NEW YORK (AP) – A state board has postponed its vote on whether New York state should pump $300 million into a stadium that would provide a new home for the New York Jets football team and a vital selling point in luring the 2012 Olympics, Mayor Michael Bloomberg said Friday.


“We are going to postpone that vote until Monday and work through the weekend to see if we can satisfy all of the parties, each of whom have legitimate concerns,” Bloomberg said on his weekly radio show. He said he thought there were “ways for us to get together and do what this city needs.”


A spokesman for Gov. George Pataki declined comment and wouldn’t confirm the meeting had been postponed.


The vote had been widely expected to come later Friday, one day after Olympic organizers and the Jets won a key court decision in the construction of the $2 billion facility over the rail yards on Manhattan’s West Side.
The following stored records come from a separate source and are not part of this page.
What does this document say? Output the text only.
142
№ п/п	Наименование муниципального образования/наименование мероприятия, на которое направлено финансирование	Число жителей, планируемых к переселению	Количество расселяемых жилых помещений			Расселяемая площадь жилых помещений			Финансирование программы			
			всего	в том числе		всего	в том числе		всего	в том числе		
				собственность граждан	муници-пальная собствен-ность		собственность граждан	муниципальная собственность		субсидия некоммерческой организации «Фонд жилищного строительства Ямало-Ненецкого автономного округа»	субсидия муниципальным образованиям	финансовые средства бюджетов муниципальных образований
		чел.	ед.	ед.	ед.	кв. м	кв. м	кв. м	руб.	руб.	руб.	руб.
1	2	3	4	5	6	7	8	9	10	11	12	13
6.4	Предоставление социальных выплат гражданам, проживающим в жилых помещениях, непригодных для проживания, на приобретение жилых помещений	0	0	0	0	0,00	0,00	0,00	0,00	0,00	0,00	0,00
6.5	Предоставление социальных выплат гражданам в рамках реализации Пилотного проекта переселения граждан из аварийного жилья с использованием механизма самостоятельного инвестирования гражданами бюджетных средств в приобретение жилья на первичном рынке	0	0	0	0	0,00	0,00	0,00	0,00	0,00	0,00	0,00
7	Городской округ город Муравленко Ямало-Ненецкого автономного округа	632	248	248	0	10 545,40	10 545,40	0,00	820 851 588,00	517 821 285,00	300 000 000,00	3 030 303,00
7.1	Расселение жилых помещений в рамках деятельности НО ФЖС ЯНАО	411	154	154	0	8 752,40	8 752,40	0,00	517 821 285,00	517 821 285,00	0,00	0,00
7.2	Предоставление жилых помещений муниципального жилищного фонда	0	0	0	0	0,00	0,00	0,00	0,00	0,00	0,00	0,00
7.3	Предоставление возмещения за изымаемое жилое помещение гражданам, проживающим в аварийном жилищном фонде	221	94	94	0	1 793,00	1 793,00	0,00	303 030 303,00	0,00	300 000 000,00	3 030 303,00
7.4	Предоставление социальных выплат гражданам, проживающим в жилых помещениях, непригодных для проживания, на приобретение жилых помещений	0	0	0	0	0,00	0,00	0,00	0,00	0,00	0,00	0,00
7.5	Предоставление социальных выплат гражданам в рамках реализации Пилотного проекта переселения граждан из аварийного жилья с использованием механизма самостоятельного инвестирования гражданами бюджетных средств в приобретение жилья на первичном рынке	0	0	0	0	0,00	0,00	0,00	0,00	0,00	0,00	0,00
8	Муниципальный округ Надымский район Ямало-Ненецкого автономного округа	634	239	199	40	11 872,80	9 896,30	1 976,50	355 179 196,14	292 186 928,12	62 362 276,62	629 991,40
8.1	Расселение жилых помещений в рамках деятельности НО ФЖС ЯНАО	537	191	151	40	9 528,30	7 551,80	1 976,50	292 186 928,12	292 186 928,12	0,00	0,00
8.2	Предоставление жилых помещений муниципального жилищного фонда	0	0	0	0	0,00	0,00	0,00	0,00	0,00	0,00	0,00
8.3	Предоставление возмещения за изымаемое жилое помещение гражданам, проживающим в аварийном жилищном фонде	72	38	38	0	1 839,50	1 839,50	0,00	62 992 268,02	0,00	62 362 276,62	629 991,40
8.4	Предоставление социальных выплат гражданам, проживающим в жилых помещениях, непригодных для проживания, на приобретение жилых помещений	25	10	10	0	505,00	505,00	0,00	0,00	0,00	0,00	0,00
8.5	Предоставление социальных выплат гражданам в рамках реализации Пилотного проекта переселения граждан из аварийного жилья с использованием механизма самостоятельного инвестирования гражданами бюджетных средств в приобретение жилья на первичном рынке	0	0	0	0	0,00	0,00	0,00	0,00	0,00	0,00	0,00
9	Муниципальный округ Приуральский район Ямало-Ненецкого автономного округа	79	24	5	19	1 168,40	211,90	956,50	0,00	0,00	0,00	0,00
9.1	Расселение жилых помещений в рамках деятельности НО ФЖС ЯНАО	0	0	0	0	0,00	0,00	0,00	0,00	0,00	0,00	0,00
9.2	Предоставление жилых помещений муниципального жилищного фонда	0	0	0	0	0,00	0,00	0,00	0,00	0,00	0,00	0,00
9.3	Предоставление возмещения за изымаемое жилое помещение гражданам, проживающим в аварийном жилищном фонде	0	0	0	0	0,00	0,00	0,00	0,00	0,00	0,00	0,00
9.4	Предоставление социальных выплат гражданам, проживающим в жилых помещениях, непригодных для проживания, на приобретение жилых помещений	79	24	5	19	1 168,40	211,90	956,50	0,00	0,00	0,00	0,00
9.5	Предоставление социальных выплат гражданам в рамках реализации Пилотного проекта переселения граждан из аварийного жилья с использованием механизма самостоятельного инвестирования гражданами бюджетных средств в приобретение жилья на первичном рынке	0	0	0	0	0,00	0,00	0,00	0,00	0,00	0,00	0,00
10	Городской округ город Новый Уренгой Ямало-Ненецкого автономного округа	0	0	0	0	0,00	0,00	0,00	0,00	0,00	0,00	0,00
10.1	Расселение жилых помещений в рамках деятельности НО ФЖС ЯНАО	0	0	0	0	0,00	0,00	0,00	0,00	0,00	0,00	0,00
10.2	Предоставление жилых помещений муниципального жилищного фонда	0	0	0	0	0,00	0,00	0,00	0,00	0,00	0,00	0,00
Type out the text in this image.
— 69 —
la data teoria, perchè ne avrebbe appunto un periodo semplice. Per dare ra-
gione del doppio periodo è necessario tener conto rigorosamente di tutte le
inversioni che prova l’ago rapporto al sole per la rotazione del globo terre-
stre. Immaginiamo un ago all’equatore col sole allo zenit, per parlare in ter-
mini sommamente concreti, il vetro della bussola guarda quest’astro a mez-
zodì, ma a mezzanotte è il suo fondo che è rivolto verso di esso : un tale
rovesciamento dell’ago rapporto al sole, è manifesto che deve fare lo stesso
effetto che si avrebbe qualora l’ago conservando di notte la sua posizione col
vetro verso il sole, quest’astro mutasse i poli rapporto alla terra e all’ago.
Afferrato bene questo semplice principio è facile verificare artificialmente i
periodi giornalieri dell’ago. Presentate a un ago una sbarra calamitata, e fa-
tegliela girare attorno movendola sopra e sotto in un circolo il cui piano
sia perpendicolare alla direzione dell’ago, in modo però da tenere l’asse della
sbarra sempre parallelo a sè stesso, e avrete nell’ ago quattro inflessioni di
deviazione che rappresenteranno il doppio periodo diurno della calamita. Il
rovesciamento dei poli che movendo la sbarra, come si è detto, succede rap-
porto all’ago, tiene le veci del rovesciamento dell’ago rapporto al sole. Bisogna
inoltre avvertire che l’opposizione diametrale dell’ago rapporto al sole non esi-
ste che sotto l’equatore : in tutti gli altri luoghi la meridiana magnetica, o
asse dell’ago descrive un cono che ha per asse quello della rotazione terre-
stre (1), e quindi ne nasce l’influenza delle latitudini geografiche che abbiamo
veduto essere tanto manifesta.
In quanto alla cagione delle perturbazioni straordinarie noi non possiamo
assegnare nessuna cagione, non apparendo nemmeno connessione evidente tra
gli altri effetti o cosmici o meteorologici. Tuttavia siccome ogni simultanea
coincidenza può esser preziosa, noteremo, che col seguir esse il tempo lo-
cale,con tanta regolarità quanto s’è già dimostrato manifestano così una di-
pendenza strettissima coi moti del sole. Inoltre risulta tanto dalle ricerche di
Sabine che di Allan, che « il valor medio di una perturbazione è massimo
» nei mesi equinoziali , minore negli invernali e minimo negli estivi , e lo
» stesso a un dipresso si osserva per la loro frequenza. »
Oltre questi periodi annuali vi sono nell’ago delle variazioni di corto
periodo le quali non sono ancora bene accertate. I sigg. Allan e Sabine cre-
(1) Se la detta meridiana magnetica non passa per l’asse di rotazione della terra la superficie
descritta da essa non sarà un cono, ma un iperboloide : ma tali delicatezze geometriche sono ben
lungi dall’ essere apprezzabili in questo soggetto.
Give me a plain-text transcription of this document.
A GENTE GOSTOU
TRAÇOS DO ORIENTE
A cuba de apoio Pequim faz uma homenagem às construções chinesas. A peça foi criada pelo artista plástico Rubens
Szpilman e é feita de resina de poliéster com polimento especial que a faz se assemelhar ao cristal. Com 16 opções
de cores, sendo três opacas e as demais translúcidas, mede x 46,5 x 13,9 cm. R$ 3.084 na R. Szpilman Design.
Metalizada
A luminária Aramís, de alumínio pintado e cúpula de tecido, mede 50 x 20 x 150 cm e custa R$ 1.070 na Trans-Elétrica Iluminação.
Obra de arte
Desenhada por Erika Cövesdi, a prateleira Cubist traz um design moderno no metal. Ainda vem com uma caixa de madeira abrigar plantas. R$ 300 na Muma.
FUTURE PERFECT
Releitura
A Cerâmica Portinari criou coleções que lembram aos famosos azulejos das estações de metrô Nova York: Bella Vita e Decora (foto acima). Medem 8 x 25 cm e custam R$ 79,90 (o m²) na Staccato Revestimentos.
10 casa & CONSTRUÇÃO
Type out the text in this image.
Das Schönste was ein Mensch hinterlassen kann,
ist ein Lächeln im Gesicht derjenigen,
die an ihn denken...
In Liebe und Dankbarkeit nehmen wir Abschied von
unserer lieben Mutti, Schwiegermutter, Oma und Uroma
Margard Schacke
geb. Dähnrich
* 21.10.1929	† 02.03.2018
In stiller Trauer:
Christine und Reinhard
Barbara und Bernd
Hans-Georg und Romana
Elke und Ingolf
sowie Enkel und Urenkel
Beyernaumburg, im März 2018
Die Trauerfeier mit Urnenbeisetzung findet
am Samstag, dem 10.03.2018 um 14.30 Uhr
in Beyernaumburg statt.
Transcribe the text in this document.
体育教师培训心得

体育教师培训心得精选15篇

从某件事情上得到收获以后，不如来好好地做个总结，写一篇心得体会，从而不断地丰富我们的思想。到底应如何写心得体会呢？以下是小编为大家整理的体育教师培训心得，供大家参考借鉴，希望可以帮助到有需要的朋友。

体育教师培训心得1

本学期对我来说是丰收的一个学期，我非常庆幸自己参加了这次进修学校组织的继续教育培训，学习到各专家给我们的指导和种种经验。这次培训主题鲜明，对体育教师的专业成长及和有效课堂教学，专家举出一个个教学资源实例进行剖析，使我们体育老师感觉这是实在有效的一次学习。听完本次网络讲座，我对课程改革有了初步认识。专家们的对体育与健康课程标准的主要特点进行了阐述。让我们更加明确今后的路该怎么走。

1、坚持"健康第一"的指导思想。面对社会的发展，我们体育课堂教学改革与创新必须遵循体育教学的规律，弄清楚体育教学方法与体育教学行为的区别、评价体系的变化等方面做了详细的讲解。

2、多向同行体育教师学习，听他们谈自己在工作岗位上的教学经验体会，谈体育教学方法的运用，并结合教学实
The three-member Public Authorities Control Board, which has already twice postponed votes on the stadium funding, consists of representatives appointed by Pataki, state Assembly Speaker Sheldon Silver and state Senate Majority Leader Joseph Bruno.


Bloomberg wasn’t concerned about another delay in the voting process. “The most important thing is to have this facility,” said the mayor, who had promised an IOC evaluation commission in February that the stadium would go up.


On Thursday, Bruno said he had “serious doubts” about the need for an immediate PACB vote. And Silver complained that “fundamental questions” about the proposal still needed resolution. “What we’re getting instead of answers are these manufactured deadlines,” he said.


The stadium is essential to New York’s effort to serve as host of the 2012 Summer Games, and the timing is particularly important: On Monday, when Bloomberg hopes for a vote, International Olympic Committee members receive evaluations of the bids by New York and four other cities vying for the Olympics.


London, Paris, Moscow and Madrid are the other finalists.


Bruno, in a letter to IOC Chairman Jacques Rogge on Thursday, reiterated his support for a stadium _ but only if New York wins the bid over the challengers.